At some point during The Great Regain (when I was feeling particularly down and defeated), I thought to myself, “Well, I guess they’re right (whoever They are), I can’t win. I can’t keep the weight off.” There was a movement in my psyche to just regain everything that I had lost, to just sit down and eat until I was back in those size 20 clothes, until I was back in danger of needing a seatbelt extension on an aircraft, until I didn’t fit in a stadium seat anymore. I had lost 94 pounds and I thought that I was a failure because I regained 30 of them.

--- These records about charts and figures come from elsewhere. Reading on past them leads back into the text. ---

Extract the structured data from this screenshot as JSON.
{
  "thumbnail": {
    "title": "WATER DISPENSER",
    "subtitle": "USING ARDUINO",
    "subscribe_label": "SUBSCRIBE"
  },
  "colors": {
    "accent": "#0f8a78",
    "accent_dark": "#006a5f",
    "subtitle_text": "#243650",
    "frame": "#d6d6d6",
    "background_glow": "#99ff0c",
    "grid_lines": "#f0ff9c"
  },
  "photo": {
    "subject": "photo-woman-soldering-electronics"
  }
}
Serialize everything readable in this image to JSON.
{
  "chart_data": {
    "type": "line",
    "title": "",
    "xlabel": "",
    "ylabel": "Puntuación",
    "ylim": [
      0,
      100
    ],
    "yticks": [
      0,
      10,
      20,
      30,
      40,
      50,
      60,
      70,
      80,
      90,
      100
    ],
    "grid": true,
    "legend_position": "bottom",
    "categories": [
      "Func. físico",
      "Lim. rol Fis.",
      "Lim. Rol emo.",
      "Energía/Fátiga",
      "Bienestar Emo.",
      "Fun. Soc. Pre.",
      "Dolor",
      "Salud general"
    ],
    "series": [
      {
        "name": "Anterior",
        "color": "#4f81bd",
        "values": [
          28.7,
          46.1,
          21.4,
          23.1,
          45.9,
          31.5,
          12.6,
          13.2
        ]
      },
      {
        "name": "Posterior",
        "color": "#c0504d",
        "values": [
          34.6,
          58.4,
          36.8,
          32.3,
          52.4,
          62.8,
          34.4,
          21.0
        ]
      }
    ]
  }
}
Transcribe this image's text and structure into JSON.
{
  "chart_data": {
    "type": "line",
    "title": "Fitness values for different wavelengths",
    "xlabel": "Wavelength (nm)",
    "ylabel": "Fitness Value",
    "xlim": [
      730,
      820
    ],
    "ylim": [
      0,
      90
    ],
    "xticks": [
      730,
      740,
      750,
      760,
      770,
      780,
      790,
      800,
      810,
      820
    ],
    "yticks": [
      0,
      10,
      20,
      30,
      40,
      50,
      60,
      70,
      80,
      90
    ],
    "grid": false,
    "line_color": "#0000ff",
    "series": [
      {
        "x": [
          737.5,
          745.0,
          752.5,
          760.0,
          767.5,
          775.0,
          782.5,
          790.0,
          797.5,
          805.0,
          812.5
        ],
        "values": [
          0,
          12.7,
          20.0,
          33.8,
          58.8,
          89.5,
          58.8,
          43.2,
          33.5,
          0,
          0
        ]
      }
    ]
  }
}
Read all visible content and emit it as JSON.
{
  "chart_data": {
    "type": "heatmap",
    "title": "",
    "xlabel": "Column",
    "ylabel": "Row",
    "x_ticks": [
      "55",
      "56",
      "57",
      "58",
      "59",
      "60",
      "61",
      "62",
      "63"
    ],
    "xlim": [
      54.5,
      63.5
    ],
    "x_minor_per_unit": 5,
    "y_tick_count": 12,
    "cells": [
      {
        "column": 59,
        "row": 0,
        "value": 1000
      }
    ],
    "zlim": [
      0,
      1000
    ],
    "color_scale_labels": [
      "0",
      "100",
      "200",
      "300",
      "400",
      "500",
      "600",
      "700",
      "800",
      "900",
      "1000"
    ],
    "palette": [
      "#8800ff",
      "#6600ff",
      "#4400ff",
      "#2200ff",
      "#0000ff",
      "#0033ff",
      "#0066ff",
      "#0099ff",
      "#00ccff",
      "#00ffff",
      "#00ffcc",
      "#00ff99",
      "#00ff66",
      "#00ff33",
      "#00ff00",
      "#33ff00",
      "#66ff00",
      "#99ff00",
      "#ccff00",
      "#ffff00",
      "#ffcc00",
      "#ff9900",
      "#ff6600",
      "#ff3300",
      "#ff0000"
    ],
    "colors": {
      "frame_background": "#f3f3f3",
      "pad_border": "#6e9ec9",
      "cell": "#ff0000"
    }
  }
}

I felt totally defeated. Like Sisyphus rolling the boulder up the hill every day just to have it roll all the way back down to the bottom each night, a part of me believed that I almost had to gain it all back and start completely over rather than stopping the process where it was. How’s that for completely illogical thinking?
My weakest self was busy playing defeated victim and gathering up white feathers to join the Cowards’ Club, when my stronger self stood up and said:
“Well, screw that!”

My stronger self is a fan of succinct speech and believes that I am Spartacus (minus that whole being killed by a Roman Legion thing). My stronger self believes that I am a warrior who may become tired and may lose ground, but does not give up, believes in the fight and continues it.
I have to acknowledge that I had unhealthy eating habits for literally decades and that two years of habit change is not going to completely reboot my brain. I still have times of insecurity, weakness, doubt, hurt and anger. From time to time, I am going to revert to bad habits during those times. From time to time, I will fail.
But not every time.
When I was pregnant, my cousin Tammie gave me the best piece of parenting advice that I ever got … and it’s turned out to be a fantastic piece of life advice: You decide every day, with every interaction, what kind of mother you are going to be. No one else decides that for you – you do.
As a mother, there were times when I just blew it. I lost my temper, I handled a situation poorly, I was inattentive, whatever. I blew it. When I realized that I had blown it, never once did I think, “Well, I’ve blown it today, I might as well just keep acting like a jackass and start over tomorrow.”
No. When I blew it, I recognized it, asked my son’s forgiveness and got back on the right path. That very minute! That only makes sense, right?
So, why would I do any differently with my diet?
I blow it from time to time. In a moment of weakness, Little Debby kicks my butt. I have actually thought, “Well, I blew it today. I might as well eat this five pound bag of M&Ms and start over tomorrow.” WHAT?! That doesn’t even make sense! But, I’m betting you’ve thought it, too.
Look, we’re not perfect and our struggles to establish and keep healthful eating habits are probably going to be lifelong. Well, okay, then. They’re lifelong. We are going to win some and we are going to lose some. We just have to continue to struggle in earnest and win far more than we lose.
Spartacus was a slave who was eventually killed by his masters. Let’s not let our food masters do the same to us.